Missing values and algorithm parameters

Missing values were included in the analysis as a separate category that was allowed to merge with other categories in the decision tree. The imputation of missing values of input variables was unnecessary [35]. A previous study has shown that the a decision tree developed with the presence of missing values in their input variables has reasonable misclassification rates, especially when the missing values are not very high (e.g., 20%) [42].

Several parameters must be set prior to constructing a decision tree model. Of these parameters, pruning criteria are the most primary ones to limit the size of the tree and prevent overfitting [14]. The pruning criteria were set such that groups smaller than 80 were not split any further (maximum number of participants in a parent node), and no group smaller than 40 was formed (maximum number of participants in a child node). The tree growth was limited to 10 layers, meaning that a maximum of 10 factors could be selected to form a group.

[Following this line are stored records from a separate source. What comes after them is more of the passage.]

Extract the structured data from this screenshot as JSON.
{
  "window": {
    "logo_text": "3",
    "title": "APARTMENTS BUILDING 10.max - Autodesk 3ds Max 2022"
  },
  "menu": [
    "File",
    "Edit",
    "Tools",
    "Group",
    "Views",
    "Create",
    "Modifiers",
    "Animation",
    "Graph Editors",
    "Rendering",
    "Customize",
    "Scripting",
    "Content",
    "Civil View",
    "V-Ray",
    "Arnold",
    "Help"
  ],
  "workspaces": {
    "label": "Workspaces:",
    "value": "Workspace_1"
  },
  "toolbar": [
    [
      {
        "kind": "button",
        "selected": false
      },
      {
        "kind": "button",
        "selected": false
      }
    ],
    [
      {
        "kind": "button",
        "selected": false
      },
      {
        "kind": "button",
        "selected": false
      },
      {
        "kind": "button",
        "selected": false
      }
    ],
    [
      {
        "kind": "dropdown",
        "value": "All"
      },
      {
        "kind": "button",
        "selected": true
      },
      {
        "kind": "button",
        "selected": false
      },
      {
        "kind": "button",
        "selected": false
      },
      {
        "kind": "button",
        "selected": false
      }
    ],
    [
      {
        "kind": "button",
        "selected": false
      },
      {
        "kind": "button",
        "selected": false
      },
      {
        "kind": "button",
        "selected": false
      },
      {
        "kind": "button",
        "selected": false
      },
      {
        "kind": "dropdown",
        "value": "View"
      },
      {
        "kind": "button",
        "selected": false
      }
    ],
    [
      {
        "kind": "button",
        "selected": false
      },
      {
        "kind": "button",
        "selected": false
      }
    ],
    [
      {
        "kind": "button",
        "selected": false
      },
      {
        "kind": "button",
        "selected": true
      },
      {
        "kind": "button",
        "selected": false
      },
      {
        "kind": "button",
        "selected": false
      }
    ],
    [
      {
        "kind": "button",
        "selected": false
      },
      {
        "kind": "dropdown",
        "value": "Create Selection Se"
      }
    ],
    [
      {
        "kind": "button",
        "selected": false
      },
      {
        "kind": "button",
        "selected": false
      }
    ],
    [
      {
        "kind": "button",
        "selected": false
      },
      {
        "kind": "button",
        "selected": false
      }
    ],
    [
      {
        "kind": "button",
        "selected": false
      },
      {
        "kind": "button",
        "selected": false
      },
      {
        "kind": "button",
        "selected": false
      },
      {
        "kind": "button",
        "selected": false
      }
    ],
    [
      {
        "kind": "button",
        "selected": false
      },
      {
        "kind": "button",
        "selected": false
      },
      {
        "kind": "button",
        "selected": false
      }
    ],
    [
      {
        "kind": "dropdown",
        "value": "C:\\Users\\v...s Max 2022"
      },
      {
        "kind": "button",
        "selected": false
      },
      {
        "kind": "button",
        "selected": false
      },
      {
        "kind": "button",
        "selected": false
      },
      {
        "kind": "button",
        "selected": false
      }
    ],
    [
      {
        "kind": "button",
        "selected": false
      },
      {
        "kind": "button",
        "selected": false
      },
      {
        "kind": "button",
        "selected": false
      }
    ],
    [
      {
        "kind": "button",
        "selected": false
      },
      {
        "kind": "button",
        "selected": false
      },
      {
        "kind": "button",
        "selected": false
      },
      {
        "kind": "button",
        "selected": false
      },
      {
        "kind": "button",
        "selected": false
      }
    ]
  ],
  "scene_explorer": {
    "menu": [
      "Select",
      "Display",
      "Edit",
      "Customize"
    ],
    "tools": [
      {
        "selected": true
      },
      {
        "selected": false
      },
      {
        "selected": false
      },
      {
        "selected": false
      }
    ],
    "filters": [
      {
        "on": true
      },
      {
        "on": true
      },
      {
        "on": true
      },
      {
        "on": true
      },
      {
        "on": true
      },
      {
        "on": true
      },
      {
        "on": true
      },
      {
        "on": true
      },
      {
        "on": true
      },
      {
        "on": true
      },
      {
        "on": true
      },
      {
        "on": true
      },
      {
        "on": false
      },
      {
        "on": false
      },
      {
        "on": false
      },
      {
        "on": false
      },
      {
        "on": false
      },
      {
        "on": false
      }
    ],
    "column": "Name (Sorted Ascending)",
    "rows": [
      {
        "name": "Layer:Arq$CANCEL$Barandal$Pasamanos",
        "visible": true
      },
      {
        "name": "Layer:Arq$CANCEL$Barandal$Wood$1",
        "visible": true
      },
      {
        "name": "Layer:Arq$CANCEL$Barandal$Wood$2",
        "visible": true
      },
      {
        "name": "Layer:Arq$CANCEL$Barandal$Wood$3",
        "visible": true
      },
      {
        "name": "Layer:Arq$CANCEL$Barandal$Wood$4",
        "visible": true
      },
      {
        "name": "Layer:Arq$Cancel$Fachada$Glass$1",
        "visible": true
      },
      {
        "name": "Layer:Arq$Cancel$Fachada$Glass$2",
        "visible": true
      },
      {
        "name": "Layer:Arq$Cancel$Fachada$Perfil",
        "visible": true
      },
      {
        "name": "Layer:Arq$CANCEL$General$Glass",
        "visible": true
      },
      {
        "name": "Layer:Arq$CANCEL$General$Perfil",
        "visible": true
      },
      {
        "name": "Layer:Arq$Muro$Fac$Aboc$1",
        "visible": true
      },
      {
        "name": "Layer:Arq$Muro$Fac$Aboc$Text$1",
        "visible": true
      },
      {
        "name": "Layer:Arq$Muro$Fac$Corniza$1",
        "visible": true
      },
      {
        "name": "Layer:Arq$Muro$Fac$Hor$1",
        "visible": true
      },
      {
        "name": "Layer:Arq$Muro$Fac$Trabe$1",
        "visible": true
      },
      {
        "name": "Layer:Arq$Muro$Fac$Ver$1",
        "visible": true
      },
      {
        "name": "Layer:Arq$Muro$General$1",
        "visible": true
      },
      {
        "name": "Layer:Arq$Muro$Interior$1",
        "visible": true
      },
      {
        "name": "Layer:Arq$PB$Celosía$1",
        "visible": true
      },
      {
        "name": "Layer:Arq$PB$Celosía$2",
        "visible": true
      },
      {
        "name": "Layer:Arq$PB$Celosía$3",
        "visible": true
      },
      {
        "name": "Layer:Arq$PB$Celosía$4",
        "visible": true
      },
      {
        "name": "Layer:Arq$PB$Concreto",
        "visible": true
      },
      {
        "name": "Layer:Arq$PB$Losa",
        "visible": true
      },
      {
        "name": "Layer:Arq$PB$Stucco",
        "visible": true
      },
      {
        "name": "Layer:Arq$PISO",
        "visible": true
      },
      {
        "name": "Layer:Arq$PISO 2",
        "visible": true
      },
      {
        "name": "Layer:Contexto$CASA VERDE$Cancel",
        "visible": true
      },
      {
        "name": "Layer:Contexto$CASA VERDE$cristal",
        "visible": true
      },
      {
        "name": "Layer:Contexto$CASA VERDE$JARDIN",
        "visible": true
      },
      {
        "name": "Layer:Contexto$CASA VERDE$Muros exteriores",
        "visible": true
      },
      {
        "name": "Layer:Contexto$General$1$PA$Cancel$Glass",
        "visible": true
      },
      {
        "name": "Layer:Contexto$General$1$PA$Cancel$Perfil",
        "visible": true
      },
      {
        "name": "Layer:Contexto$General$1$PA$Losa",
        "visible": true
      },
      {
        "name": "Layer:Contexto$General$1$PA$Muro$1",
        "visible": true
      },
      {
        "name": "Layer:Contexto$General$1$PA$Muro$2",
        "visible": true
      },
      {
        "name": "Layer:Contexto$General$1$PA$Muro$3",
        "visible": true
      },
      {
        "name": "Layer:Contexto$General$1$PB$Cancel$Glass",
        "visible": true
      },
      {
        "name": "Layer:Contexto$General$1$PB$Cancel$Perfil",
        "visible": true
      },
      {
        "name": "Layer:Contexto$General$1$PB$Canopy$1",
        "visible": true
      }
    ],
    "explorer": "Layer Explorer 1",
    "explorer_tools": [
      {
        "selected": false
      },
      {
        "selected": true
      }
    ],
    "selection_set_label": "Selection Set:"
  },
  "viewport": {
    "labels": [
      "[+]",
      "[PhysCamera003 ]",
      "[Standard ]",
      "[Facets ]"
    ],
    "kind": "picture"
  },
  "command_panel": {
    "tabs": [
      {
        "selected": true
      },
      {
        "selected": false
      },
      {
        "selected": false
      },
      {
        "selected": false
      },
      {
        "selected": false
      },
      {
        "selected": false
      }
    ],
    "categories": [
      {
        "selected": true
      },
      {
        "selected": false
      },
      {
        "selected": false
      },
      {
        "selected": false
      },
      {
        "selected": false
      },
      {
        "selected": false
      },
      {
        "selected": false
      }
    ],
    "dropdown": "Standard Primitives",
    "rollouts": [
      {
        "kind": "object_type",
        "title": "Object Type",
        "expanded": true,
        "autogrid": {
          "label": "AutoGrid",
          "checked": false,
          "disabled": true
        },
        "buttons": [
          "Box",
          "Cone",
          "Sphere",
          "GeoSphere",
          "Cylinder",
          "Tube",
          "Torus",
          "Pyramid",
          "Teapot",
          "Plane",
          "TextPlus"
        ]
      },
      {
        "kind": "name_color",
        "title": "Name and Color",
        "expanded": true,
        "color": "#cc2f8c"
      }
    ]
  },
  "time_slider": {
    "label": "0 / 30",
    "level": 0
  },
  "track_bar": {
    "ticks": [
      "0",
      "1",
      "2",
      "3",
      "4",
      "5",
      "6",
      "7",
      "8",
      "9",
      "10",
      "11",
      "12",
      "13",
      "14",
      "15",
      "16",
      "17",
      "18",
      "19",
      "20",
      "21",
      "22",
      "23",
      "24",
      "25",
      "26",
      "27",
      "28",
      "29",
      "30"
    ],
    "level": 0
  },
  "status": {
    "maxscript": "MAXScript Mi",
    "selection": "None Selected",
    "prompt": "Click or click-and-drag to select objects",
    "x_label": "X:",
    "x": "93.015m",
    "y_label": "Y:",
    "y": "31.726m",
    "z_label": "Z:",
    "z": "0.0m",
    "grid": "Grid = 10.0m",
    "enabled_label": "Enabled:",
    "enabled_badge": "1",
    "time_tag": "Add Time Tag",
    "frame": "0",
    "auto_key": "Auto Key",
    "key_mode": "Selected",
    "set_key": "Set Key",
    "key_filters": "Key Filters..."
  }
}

Model validation and visualization

We created and validated the model using 10-fold cross-validation. To evaluate the accuracy of the final decision tree model, we used the confusion matrix, which shows the proportion of participants with each outcome variable that was correctly and incorrectly classified. In the visualization of the final tree, the percentage of active and inactive participants in each subgroup, along with the response index (RI), was presented. The RI is the percentage of inactive participants in each subgroup relative to that of inactive participants in the total sample (i.e., 41.1%). Similar to an odds ratio, RI is an indicator of the direction and strength of the association [16].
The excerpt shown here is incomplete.